Y, esto supuesto, preparar una
renovación del modelo vigente de gobierno en la Iglesia, reduciendo el
papel avasallador que actualmente tiene Roma en la toma de decisiones,
dando más participación a los obispos, especialmente a las Conferencias
Episcopales, en la gestión de los asuntos, y quizá insistiendo en una
mayor participación de los seglares (también las mujeres, por supuesto)
incluso en altos cargos de gobierno.
Es evidente que, si todo esto se llevara a cabo,
los cambios indicados – si no se quedan en letra muerta –
representarían un cambio de época en la historia de la Iglesia y del
papado. Sobre todo, si el
gobierno de la Iglesia recupera el modelo sinodal, que estuvo en vigor
durante el primer milenio de nuestra historia eclesiástica. Nadie duda
que esto sería un motivo de notable alegría para cuantos deseamos esa
“otra Iglesia” más comunitaria, menos jurídica y más participativa.
Pero la pregunta de fondo, que aquí se plantea, nos confronta con
la siguiente cuestión. Por supuesto, todo esto es conveniente, es
importante, es sobre todo necesario. Pero, resolviendo los problemas
administrativos, que se refieren a la gestión y al gobierno de la
Iglesia, ¿con eso, nada más, esta Iglesia que tenemos va a responder a
las cuestiones de fondo que hoy se plantean tantas personas de buena
voluntad, que le buscan un sentido a sus vidas y una solución a este
mundo tan desquiciado?
Mi convicción, en este orden de cosas, es la siguiente: la
Iglesia no tiene solución mientras no ponga en el centro de su vida el
mensaje fundamental y desconcertante del Evangelio. Ahora bien, el
problema capital, que aquí encontramos, está en que el centro de la vida
de la Iglesia no es el Evangelio, sino la Religión, con sus “dogmas”,
sus “leyes” y sus “ritos”. Esto supuesto, el problema no se resuelve
manteniendo los “dogmas”, reforzando las “leyes”, y haciendo que los
“ritos” resulten más solemnes o más fáciles, con tal que se observen.

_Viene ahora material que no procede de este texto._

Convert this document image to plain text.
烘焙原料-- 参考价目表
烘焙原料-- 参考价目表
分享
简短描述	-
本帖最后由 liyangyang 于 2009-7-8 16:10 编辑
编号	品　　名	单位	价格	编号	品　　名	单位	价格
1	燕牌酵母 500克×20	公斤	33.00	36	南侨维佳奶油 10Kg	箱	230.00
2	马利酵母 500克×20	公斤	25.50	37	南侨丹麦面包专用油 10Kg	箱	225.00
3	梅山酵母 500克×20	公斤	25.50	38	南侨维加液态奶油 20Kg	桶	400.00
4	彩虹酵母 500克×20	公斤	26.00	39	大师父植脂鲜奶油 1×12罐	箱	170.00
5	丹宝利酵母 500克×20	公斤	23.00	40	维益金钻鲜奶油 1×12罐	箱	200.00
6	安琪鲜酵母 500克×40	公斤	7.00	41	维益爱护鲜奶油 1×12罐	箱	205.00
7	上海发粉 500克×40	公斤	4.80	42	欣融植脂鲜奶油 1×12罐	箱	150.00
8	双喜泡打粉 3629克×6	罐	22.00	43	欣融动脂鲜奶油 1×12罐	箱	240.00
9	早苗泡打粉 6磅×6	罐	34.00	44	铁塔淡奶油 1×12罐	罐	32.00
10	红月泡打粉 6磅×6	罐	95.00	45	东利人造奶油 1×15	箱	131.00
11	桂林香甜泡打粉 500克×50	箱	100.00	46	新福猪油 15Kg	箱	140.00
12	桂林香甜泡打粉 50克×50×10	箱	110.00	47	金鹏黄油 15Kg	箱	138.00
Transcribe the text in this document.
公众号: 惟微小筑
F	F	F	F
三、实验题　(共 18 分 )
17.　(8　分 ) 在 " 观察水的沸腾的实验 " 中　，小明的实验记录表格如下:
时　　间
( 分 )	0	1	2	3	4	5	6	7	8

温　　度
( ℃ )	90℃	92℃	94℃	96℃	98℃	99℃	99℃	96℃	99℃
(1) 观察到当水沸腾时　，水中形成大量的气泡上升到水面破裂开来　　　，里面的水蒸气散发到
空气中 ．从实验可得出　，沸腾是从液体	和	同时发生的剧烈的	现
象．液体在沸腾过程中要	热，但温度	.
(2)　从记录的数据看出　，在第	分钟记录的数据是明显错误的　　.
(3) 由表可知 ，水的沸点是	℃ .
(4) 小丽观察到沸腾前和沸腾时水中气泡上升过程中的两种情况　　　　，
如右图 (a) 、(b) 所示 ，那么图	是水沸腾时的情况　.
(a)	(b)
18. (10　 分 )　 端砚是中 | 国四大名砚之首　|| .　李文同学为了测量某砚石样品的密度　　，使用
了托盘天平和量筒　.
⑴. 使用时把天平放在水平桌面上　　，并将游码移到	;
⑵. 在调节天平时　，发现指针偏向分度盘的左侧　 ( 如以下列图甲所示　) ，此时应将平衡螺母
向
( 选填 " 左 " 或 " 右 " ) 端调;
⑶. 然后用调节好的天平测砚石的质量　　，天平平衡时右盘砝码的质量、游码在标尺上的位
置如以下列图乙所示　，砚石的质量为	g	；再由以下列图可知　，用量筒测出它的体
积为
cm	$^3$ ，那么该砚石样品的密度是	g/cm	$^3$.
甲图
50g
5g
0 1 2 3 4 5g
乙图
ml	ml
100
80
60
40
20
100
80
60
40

Todo esto no servirá sino para que la Religión cobre fuerza y la gente
sea más “religiosa”. Pero, si es que ponemos en eso la renovación de la
Iglesia, lo que se consigue es que seremos más “religiosos”, pero menos
“evangélicos”.
¿Por qué digo estas cosas? Porque, si algo hay claro en los
evangelios, es que Jesús se puso de parte de los enfermos, de los pobres
y de los marginados enfrentándose a muerte con la Religión. De manera
que este enfrentamiento es central en los evangelios, en la vida y en el
mensaje de Jesús. En la Iglesia tenemos miedo a afrontar esta toma de
postura que asumió Jesús. Tenemos mucho miedo a que se nos juzgue según
el texto tremendo de Mt 25, 31-47.
Tenemos miedo a quedarnos sin religión y solamente con lo que hemos
hecho o hemos dejado de hacer por los que sufren. Tenemos miedo, sobre
todo, a tomar en serio las palabras tremendas que, un día, Dietrich
Bonhoeffer escribió desde la cárcel del Tegel, poco antes de ser
asesinado por los nazis: “Dios nos hace saber que hemos de vivir como
hombres que logran vivir sin Dios. ¡El Dios que está con nosotros es el
Dios que nos abandona (Mc 15, 34)!
El Dios que nos hace vivir en el mundo sin la hipótesis de trabajo
Dios, clavado en la cruz, permite que lo echen del mundo. Ante Dios y
con Dios vivimos sin Dios. Dios clavado en la cruz, permite que lo echen
del mundo. Dios es impotente y débil en el mundo, y precisamente sólo
así está Dios con nosotros y nos ayuda. Mt 8, 17 (“Para que se cumpliese
lo dicho por el profeta Isaías cuando dijo: Él mismo tomó nuestras
enfermedades y llevó nuestras dolencias”) indica claramente que Cristo
no nos ayuda por su omnipotencia, sino por su debilidad y por sus
sufrimientos”.
Lo que nos da miedo es quedarnos con esta postura ante Dios.
Solamente con esto. Sin dogmas, ni leyes, ni ritos a que agarrarnos,
sino únicamente con nuestra identificación con el inmenso sufrimiento de los demás, el inmenso sufrimiento de este mundo en el que tanto se sufre.